Forecast Reduction and Consequences
The German manufacturer now expects a return on sales of up to 15%, compared to a previous high of 17%. The Volkswagen AG-controlled company, which is grappling with weak demand in China, also lowered its forecast for revenue and the proportion of electric vehicle sales. The parts shortage resulted from the flooding of a production facility of a key European supplier. This issue has affected aluminum components used in all of the brand’s vehicles and could impact production for several weeks.
Analysts’ Comments and Potential Impact on Other Manufacturers
Analysts at Bernstein, led by Stephen Reitman, noted that Porsche will be closely scrutinized for its cluster risk management, which left it vulnerable to problems with one critical supplier. According to the company, the issues will lead to the underproduction of at least 10,000 cars in the second half of the year.
The supplier declared force majeure, a measure companies use when events beyond their control prevent them from doing business. Several European countries, including Switzerland, have recently experienced significant flooding. This suggests that other carmakers could also be affected, noted Morgan Stanley analyst Javier Martinez de Olcoz Cerdan.
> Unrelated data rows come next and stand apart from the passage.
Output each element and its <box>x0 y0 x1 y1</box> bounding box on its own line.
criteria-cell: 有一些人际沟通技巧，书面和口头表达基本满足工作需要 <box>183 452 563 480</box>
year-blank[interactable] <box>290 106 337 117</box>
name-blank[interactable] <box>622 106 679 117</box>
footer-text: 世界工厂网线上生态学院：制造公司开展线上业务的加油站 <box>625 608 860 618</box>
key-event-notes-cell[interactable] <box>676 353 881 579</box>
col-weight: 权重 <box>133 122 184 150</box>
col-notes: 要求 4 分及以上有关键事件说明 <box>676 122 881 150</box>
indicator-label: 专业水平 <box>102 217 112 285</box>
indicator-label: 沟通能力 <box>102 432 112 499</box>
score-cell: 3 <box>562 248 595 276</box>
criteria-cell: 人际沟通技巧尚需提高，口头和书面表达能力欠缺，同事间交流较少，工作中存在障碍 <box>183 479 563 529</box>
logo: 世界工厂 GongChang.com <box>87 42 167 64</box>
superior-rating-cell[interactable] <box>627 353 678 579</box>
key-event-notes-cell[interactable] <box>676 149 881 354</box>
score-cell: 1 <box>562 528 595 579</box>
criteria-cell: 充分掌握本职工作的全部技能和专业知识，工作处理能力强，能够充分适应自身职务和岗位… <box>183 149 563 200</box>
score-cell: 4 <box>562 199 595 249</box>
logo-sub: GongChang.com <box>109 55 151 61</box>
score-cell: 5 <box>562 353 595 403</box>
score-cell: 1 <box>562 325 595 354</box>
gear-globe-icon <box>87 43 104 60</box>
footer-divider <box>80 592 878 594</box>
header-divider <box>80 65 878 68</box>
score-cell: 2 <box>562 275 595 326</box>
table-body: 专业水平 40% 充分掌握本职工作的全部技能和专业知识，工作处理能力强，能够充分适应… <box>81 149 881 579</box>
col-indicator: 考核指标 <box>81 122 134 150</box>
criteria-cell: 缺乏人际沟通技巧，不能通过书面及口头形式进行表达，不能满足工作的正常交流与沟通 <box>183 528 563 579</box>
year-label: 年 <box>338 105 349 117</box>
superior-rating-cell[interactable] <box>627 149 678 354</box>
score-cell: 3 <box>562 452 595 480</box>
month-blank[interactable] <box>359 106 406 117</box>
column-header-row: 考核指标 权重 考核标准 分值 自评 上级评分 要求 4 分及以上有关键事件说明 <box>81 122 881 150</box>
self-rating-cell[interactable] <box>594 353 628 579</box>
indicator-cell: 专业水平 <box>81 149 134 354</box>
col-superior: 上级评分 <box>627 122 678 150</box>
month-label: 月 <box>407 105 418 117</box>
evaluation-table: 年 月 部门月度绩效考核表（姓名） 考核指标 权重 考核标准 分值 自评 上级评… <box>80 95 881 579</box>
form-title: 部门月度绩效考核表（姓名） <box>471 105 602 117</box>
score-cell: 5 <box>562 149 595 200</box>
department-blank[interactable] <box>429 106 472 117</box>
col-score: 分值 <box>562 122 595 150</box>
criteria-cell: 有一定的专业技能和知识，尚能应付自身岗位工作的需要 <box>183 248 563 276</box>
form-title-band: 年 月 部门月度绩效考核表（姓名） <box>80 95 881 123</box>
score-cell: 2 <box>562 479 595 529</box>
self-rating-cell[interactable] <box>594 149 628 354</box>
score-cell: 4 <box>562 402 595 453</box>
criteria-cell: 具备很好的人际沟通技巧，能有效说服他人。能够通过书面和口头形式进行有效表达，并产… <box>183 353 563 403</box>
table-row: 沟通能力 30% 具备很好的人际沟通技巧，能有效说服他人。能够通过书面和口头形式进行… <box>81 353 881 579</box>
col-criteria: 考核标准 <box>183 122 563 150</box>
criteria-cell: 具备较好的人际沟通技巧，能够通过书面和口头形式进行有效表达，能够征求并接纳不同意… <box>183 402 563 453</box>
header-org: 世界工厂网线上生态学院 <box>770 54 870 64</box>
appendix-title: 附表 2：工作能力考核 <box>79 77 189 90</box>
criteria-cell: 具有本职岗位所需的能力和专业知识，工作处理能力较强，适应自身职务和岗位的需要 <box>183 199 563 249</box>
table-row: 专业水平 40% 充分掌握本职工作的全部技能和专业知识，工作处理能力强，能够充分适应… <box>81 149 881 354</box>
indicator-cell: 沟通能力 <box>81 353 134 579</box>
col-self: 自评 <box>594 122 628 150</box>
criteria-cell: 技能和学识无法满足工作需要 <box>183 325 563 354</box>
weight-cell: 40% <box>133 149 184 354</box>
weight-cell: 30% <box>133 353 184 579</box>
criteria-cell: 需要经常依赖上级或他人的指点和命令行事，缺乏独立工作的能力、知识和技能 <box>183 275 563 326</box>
Porsche’s shares have declined approximately 13% this year, while Volkswagen fell by 2.3%. Audi, another premium brand owned by Volkswagen, reported a shortage of special aluminum alloys at multiple suppliers due to flooding, but this is not directly impacting production.
Bloomberg Intelligence Forecast
Bloomberg Intelligence analyst Michael Dean noted that Porsche’s 2024 forecast reduction due to flooding at a key aluminum supplier, which may result in the loss of 10,000 units of production, does not alter the 2025 forecast or sequential margin improvement for Q2. EBIT margin guidance for 2024 is now 14-15% (down from 15-17%), which will likely lead to a 10% cut in consensus EBIT.
Impact on Sales and Future Actions
In the first half of the year, Porsche’s deliveries declined as consumers shied away from big-ticket purchases in China, where a prolonged real estate crisis is deterring luxury buyers. The slowdown in China is affecting demand for a broad range of premium items, including watches and designer clothing. Porsche is also facing high costs due to several model changeovers, with next year billed as a turnaround point.
Other Manufacturers and Suppliers
While Porsche did not name the supplier, aluminum parts maker Constellium SE suspended operations at its Sierre and Chippis plants in Switzerland earlier this month due to severe flooding. The manufacturer’s clients include Porsche, Volkswagen, Stellantis, Mercedes-Benz, Ford, and BMW.
Volkswagen and Mercedes-Benz declined to comment on the situation, while BMW stated that its production is not affected. Constellium, which operates several facilities in Europe and the US, could not immediately provide comments.
Future Plans
The forecast reduction followed Porsche’s announcement on Monday of scaling back its electric vehicle sales ambitions due to lower-than-expected growth in Europe and China. The company will release its half-year results on July 24.